I'm reading up on Kalman filtering at the moment. In particular, I'm interested in using the "extended" and "unscented" variants for IMU sensor fusion and calibration.
In A comparison of unscented and extended Kalman filtering for estimating quaternion motion, quaternions are used to represent 3d rotation.
I understand unit quaternions can be used to represent a 3d rotation. They suit for representing absolute attitude (a rotation from a universal reference), relative rotation, or angular velocity (a rotation representing rate per second, or some other fixed time period).

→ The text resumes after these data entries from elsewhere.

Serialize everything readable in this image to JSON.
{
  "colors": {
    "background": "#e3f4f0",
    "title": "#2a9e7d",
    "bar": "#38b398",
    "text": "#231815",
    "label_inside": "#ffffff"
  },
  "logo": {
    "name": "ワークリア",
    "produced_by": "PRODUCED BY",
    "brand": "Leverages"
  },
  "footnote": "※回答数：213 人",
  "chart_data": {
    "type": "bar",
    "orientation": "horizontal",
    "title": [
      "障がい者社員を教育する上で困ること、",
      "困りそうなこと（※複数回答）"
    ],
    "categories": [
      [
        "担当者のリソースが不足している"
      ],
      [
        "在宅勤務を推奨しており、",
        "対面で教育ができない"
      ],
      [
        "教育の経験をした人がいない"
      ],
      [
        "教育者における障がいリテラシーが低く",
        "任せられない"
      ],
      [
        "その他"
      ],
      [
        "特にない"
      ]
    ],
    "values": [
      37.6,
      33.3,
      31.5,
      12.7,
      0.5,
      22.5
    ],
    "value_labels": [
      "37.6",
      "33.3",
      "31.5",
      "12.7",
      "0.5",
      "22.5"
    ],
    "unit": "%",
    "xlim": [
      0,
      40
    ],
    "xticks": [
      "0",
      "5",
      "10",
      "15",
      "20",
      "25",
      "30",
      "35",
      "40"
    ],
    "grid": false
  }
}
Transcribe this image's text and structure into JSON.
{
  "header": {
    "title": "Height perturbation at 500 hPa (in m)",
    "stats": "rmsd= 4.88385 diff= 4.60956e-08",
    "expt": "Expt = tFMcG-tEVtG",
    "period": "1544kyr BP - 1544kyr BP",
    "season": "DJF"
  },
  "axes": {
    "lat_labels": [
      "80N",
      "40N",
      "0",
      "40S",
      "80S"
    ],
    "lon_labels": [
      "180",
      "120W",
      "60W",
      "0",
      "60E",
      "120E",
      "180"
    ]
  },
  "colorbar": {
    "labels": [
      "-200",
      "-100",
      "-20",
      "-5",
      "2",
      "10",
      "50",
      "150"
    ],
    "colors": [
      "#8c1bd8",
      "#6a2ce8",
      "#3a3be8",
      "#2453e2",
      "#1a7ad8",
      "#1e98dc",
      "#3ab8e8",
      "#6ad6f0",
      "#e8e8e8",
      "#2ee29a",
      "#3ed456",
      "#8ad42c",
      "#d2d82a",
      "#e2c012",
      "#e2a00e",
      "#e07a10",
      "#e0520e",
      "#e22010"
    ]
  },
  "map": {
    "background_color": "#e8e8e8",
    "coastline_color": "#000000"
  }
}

However, this papers discuss using Runge-Kutta integration, specifically RK4. It uses RK4 with the quaternions but doesn't seem to furnish details of what this involves or why it is necessary. Here's the part of the paper that mentions it…
Given the state vector at step k − 1, we first perform the prediction step by finding the a priori state estimate xˆ−k by integrating equation 1 [f = dq/dt = qω/2] through time by ∆t (i.e., 1.0 divided by the current sampling rate) using a 4th Order Runge-Kutta scheme.
I've encountered Runge Kutta before for integrating positions in kinematics. I don't really understand how or why it would be needed here.
My naive approach would be to simply multiply the existing attitude q by the angular velocity ω to get the expected new q – I don't see why numerical integration is necessary here? Perhaps it's to "scale" the unit time ω to the change that occurs in in ∆t, but surely that can be done very simply by directly manipulating of ω (raising it to fractional power ∆t)?